As the "humanitarian" mask of the US-led UN military occupation fell away, the Somali people turned against the invaders as tens of thousands of Somalis were killed in the fighting. The US was finally forced to withdraw its forces following the deaths of 19 US soldiers in October 1993 made famous by Hollywood in the movie Black Hawk Down), which took place after a botched attempt to kill Aideed.

At a conference in November 1993 in Ethiopia, the UN reversed its policy towards Aideed. Instead, UNOSOM tried to bring him and the major Somali warlords together to form a central government.

At the end of 1994, Aideed appointed himself president of Somalia, forming an administration that was representative of all the clans in Somalia. The UN momentarily supported this administration as a face-saving solution so it could finally pull out of Somalia in February 1995.

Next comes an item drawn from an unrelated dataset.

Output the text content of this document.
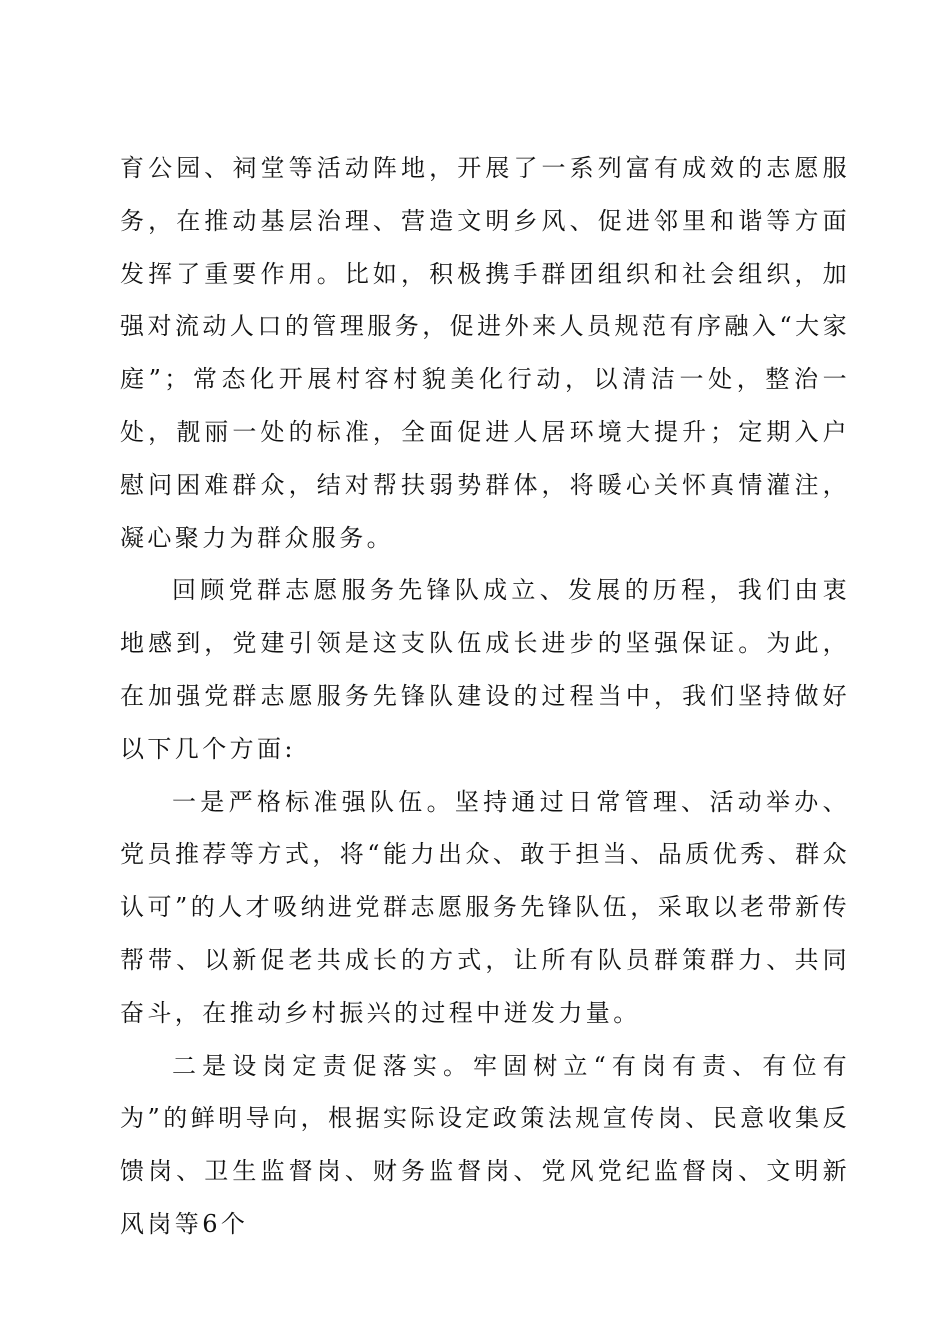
育公园、祠堂等活动阵地，开展了一系列富有成效的志愿服务，在推动基层治理、营造文明乡风、促进邻里和谐等方面发挥了重要作用。比如，积极携手群团组织和社会组织，加强对流动人口的管理服务，促进外来人员规范有序融入“大家庭”；常态化开展村容村貌美化行动，以清洁一处，整治一处，靓丽一处的标准，全面促进人居环境大提升；定期入户慰问困难群众，结对帮扶弱势群体，将暖心关怀真情灌注，凝心聚力为群众服务。

回顾党群志愿服务先锋队成立、发展的历程，我们由衷地感到，党建引领是这支队伍成长进步的坚强保证。为此，在加强党群志愿服务先锋队建设的过程当中，我们坚持做好以下几个方面:

一是严格标准强队伍。坚持通过日常管理、活动举办、党员推荐等方式，将“能力出众、敢于担当、品质优秀、群众认可”的人才吸纳进党群志愿服务先锋队伍，采取以老带新传帮带、以新促老共成长的方式，让所有队员群策群力、共同奋斗，在推动乡村振兴的过程中迸发力量。

二是设岗定责促落实。牢固树立“有岗有责、有位有为”的鲜明导向，根据实际设定政策法规宣传岗、民意收集反馈岗、卫生监督岗、财务监督岗、党风党纪监督岗、文明新风岗等6个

While Aideed's USC was the most militarily powerful faction — and was supported by the Inter Governmental Authority on Development (IGAD, a regional body created by the governments of Eritrea, Ethiopia, Djibouti, Kenya, Sudan and Somalia), the Arab League and international Islamic organisations — Somalia remained little more than a warring patchwork of clan-based fiefdoms.

In 1996, Aideed was killed during infighting within the USC. His son, Hussein Mohamed Aideed (a former US marine), succeeded him. Complicating matters further, in 1998, Puntland, in Somalia's north-east, declared unilateral independence.

Peace talks

Between 1997 and 2000, a number of attempts by rival coalitions of factions, backed by neighbouring governments, failed to form an internationally recognised central government. Somalia remained hopelessly fragmented.

However, in August 2000, Djibouti's President Ismail Omar Gheulleh sponsored a peace conference that was held in Arte, Djibouti, and attended by all the key factions. The clan chiefs made all the major decisions. Abdulkassim Salat Hassan was named interim president of the Transitional National Government (TNG). Hassan was given three years to reconcile Somalia's warring factions and establish a viable central government.

Hassan's appointment was welcomed by IGAD, the UN, Washington and the European Union. Accordingly, he was expected to take meaningful steps to achieve an all-inclusive political settlement. However, this was not borne out by his dealings with the breakaway Somaliland Republic and Puntland, or with opponents in Mogadishu and the southern regions.

In response, an unprecedented coalition of faction leaders from Mogadishu and southern Somalia, as well as the Puntland administration, was formed in January 2001. In March 2001, they met in Ethiopia and formed the Somali Restoration and Reconciliation Council, led by Hussein Aideed. The SRRC demands that regional administrations be established throughout Somalia prior to a central government being formed.

The latest effort to bring peace to Somalia opened on October 15, at a conference in Eldoret, western Kenya. It was organised by IGAD and brought together all the major players in Somali politics, including TNG leaders President Hassan and Prime Minister Hassan Abshir Farah and SRRC leader Aideed, seen as the main threat and challenger to the TNG.

After drawn out talks, an accord on a transitional charter was signed on January 29 by about 40 political and faction leaders, including the Puntland administration, at a ceremony in Nairobi. The northern Somaliland Republic is the one major force that is not a party to the accord.

Under the accord, clan elders will select a 275-member parliament (61 from each of the major clans and a further 31 selected by a coalition of small clans). This parliament will in turn elect a president. The president will appoint a prime minister and government to shepherd the country to polls after five years and oversee the writing of a new constitution.

Both the EU and the US have signaled approval of the accord.

[Jabril Sanei is an activist in Melbourne's Somali community and helps produce the Voice of Somali Youth newspaper.]

From Green Left Weekly, March 3, 2004.